If she's fussy all she needs is for dad to hold her straight up and down and she's happy (and usually asleep) again in seconds.

She loves white noise and so long as she actually lets me shower long enough to wash my hair she'll fall asleep to the sound of the hair dryer. I'm so thankful my SIL recommended (and got us as a shower gift) as awesome white noise machine! Although she's not sleeping in her own room yet it does come in handy after night time feedings trying to get her back to sleep.

She had her first Thanksgiving at grandma and grandpa Dickson's and at her uncle and aunt's house as well. She got tons of attention from her 4 year old cousin, Ethan, which really surprised everyone since he has never been into babies. She was pretty fussy by the time we got to my brother's house and Ethan thought he'd have the magic touch. He kept saying, "Just put it in my lap. C'mon, just put it in my lap!" He also thought playing "Teek-a-boo" would get her to calm down. It was so sweet.
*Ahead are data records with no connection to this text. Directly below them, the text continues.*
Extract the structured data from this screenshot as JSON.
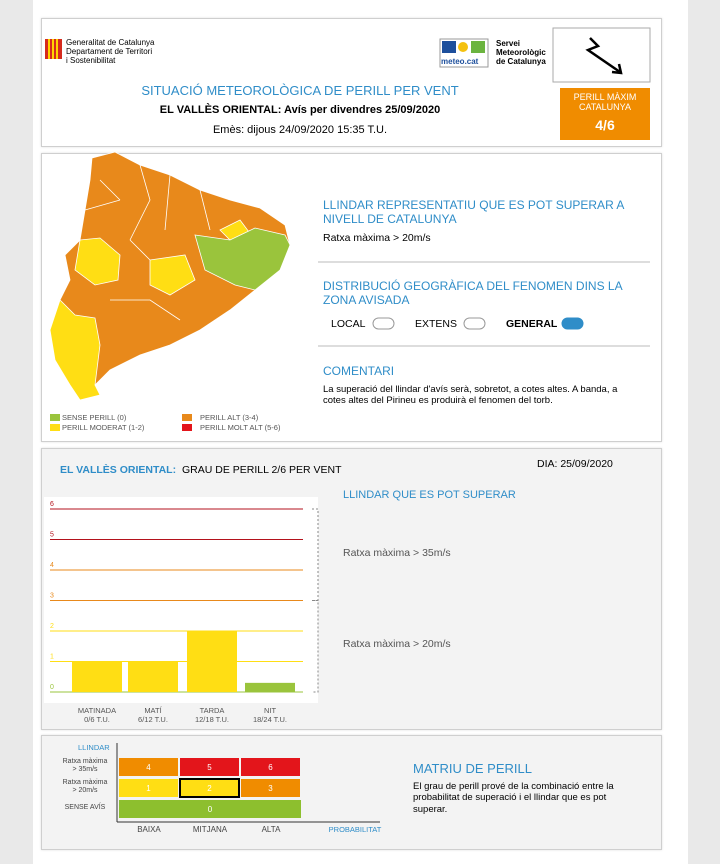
{
  "header": {
    "org_left": "Generalitat de Catalunya\nDepartament de Territori\ni Sostenibilitat",
    "logo_text": "meteo.cat",
    "org_right": "Servei\nMeteorològic\nde Catalunya",
    "title": "SITUACIÓ METEOROLÒGICA DE PERILL PER VENT",
    "subtitle": "EL VALLÈS ORIENTAL: Avís per divendres 25/09/2020",
    "issued": "Emès: dijous 24/09/2020 15:35 T.U.",
    "max_danger_label": "PERILL MÀXIM\nCATALUNYA",
    "max_danger_level": "4/6"
  },
  "map_legend": [
    {
      "label": "SENSE PERILL (0)",
      "color": "#9ac43c"
    },
    {
      "label": "PERILL MODERAT (1-2)",
      "color": "#ffde14"
    },
    {
      "label": "PERILL ALT (3-4)",
      "color": "#e8891b"
    },
    {
      "label": "PERILL MOLT ALT (5-6)",
      "color": "#e3151b"
    }
  ],
  "threshold_section": {
    "title": "LLINDAR REPRESENTATIU QUE ES POT SUPERAR A NIVELL DE CATALUNYA",
    "text": "Ratxa màxima > 20m/s"
  },
  "distribution_section": {
    "title": "DISTRIBUCIÓ GEOGRÀFICA DEL FENOMEN DINS LA ZONA AVISADA",
    "options": [
      "LOCAL",
      "EXTENS",
      "GENERAL"
    ],
    "selected": 2
  },
  "comment_section": {
    "title": "COMENTARI",
    "text": "La superació del llindar d'avís serà, sobretot, a cotes altes. A banda, a cotes altes del Pirineu es produirà el fenomen del torb."
  },
  "chart_data": {
    "type": "bar",
    "region": "EL VALLÈS ORIENTAL:",
    "title": "GRAU DE PERILL 2/6 PER VENT",
    "date": "DIA: 25/09/2020",
    "categories": [
      "MATINADA",
      "MATÍ",
      "TARDA",
      "NIT"
    ],
    "category_sublabels": [
      "0/6 T.U.",
      "6/12 T.U.",
      "12/18 T.U.",
      "18/24 T.U."
    ],
    "values": [
      1,
      1,
      2,
      0.3
    ],
    "colors": [
      "#ffde14",
      "#ffde14",
      "#ffde14",
      "#9ac43c"
    ],
    "ylim": [
      0,
      6
    ],
    "yticks": [
      0,
      1,
      2,
      3,
      4,
      5,
      6
    ],
    "tick_colors": [
      "#9ac43c",
      "#ffde14",
      "#ffde14",
      "#e8891b",
      "#e8891b",
      "#b3121c",
      "#b3121c"
    ],
    "grid": true,
    "thresholds_title": "LLINDAR QUE ES POT SUPERAR",
    "thresholds": [
      {
        "text": "Ratxa màxima > 35m/s",
        "from": 3,
        "to": 6
      },
      {
        "text": "Ratxa màxima > 20m/s",
        "from": 0,
        "to": 3
      }
    ]
  },
  "matrix": {
    "title": "MATRIU DE PERILL",
    "text": "El grau de perill prové de la combinació entre la probabilitat de superació i el llindar que es pot superar.",
    "y_axis_label": "LLINDAR",
    "x_axis_label": "PROBABILITAT",
    "columns": [
      "BAIXA",
      "MITJANA",
      "ALTA"
    ],
    "rows": [
      {
        "label": "Ratxa màxima\n> 35m/s",
        "cells": [
          4,
          5,
          6
        ]
      },
      {
        "label": "Ratxa màxima\n> 20m/s",
        "cells": [
          1,
          2,
          3
        ]
      },
      {
        "label": "SENSE AVÍS",
        "cells": [
          0
        ]
      }
    ],
    "level_colors": [
      "#8dbf2e",
      "#ffde14",
      "#ffde14",
      "#f08c00",
      "#f08c00",
      "#e3151b",
      "#e3151b"
    ],
    "highlight": [
      1,
      1
    ]
  }
}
Here is E playing peek-a-boo with Sadie :o)
 
At Sadie's last doctor's appointment she was 8 pounds on the dot. Exactly one week later I took her for a free weigh check at the women's center and she had gained 15 ounces! After that I decided that breastfeeding was going well and that I'd keep it up. I haven't had any serious freak outs since then about whether or not my supply was good enough because it seems to be doing the job. We had Sadie's follow up ultrasound and met with the urologist at Children's Hospital yesterday and they weighed her (with clothes and diaper on) at 10.3 pounds. I rounded down to 10 pounds since she had clothes and a wet diaper. My baby likes to eat. 
 
Sadie has been nicknamed Cheeks. We love her cheeks and kiss and squeeze them {gently} thousands of times a day. 
 
She is currently sleeping 3.5-4 hours at night with random surprises of 5 hour stretches. Love those! She normally gets up around 3 and I definitely don't mind that feeding. It's very easy for me to get up and change her and feed her. She generally falls right back to sleep after. The issue I have is the next feeding. Usually between 6-8. I, for the life of me, cannot get out of bed at the feeding and usually ask Matt to change her diaper and bring her back to bed to eat. He usually takes her after this session and I go back to sleep. I love that man. There have been times when I've gone back to sleep at 7-7:30 and he let's me sleep until 10! Are you serious? How wonderful! 
 
We have lots of fun events coming up. We're meeting Santa on Saturday - we'll meet him two other times before the season is over! And on Sunday we have Sadie's cousins first birthday party! Wahoo! We're waiting on the arrival of a new baby girl cousin in January and a baby boy cousin in February! We can't wait to meet these babies!